LaPre worked with other experts to identify top quality books. She and others have donated from personal libraries.
The result is a “cutting edge” book collection offering innovative farming and gardening information and also a few, well researched tomes about the hazards of “factory-food” production such as “Fast Food Nation,” LaPre said. Some of these titles are “Gaia’s Garden”, “Farming With the Wild”, “Putting Food By”, “Green and Living Roofs”, and “Biomimicry.” Readers will also find Orion and YES! magazines. Heidi Eastham of Rucker Farm donated dairy and farming books, and Weston Price’s nutritional research, including seasonal growing journals.
Conservation and nature
Master Naturalist Pam Owen (who also writes the “Wild Ideas” nature column for the Rappahannock News) worked with Shaffer to establish a reference section about local native species and ecosystems. A writer and dealer in used nature books, she researched and compiled a selection of materials. While working with the Virginia Master Naturalist program, Owen solicited ideas from other nature experts.

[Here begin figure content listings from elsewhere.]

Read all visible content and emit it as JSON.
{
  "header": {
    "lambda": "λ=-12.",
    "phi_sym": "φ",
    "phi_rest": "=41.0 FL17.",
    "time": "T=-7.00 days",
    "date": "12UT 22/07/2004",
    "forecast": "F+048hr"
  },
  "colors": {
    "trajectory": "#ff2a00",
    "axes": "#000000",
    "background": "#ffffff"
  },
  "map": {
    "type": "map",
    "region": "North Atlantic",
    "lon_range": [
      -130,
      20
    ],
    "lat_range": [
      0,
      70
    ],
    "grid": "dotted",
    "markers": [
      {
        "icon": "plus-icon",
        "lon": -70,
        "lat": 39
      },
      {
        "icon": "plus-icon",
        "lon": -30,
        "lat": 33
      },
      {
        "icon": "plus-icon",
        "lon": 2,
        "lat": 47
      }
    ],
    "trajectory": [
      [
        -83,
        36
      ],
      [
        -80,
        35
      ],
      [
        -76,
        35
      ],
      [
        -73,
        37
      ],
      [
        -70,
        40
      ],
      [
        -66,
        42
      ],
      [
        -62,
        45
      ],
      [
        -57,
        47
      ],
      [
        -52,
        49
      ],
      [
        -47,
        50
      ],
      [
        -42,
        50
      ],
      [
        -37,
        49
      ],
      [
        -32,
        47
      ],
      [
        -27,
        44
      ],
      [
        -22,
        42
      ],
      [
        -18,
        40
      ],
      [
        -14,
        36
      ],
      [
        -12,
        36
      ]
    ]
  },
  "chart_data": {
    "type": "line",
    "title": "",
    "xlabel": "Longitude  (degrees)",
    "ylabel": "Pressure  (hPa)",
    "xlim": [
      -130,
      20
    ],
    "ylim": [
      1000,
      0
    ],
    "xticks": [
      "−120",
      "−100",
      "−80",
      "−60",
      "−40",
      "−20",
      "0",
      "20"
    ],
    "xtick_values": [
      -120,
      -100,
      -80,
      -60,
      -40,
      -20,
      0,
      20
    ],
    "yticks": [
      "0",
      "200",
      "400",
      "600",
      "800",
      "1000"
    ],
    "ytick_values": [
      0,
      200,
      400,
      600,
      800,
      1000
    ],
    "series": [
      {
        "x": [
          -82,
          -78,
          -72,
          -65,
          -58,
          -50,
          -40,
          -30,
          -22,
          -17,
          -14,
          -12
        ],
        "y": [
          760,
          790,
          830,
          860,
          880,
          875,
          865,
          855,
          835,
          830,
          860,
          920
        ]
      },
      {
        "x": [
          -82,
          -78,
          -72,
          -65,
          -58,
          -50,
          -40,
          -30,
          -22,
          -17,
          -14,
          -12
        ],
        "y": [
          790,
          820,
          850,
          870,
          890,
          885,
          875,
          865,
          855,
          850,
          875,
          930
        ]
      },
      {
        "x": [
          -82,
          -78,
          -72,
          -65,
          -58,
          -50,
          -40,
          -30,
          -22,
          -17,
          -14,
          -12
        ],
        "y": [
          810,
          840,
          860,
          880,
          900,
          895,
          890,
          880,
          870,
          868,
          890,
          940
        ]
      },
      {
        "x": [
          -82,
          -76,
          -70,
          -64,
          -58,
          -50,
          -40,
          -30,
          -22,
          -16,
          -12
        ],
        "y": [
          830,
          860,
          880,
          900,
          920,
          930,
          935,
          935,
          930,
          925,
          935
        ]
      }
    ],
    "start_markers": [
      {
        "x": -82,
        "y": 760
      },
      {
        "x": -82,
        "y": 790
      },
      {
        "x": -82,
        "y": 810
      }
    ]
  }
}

Owen and Shaffer targeted pricier and hard-to-find books on local natural history, since residents would be least likely to have access to these. Also included are guides to identify local species.
She said, “Unsolicited grants from the Boston Foundation gave us a great jump start on financing the collection,” Owen said.
“As a book dealer, I was able to find good deals on some local and general references such as a nice Sierra Club edition of John Muir’s works and copy of ‘The Ants,’” said Owen.
The Library’s collection on local ecosystems includes “Remarkable Trees of Virginia”; “Virginia’s Birdlife: An Annotated Checklist”; “Mammals of the Carolinas, Virginia, and Maryland”; “Amphibians and Reptiles of the Carolinas and Virginia.”
Also on the shelf is “Virginia Naturalist,” which is a compilation of local author John Trott’s nature columns.
Owen thinks the collection is off to a good start. She would like to round out some topics with additional materials.
“Our goal is to be selective to ensure the best quality collection,” Owen said. The community is welcome to provide suggestions and donations.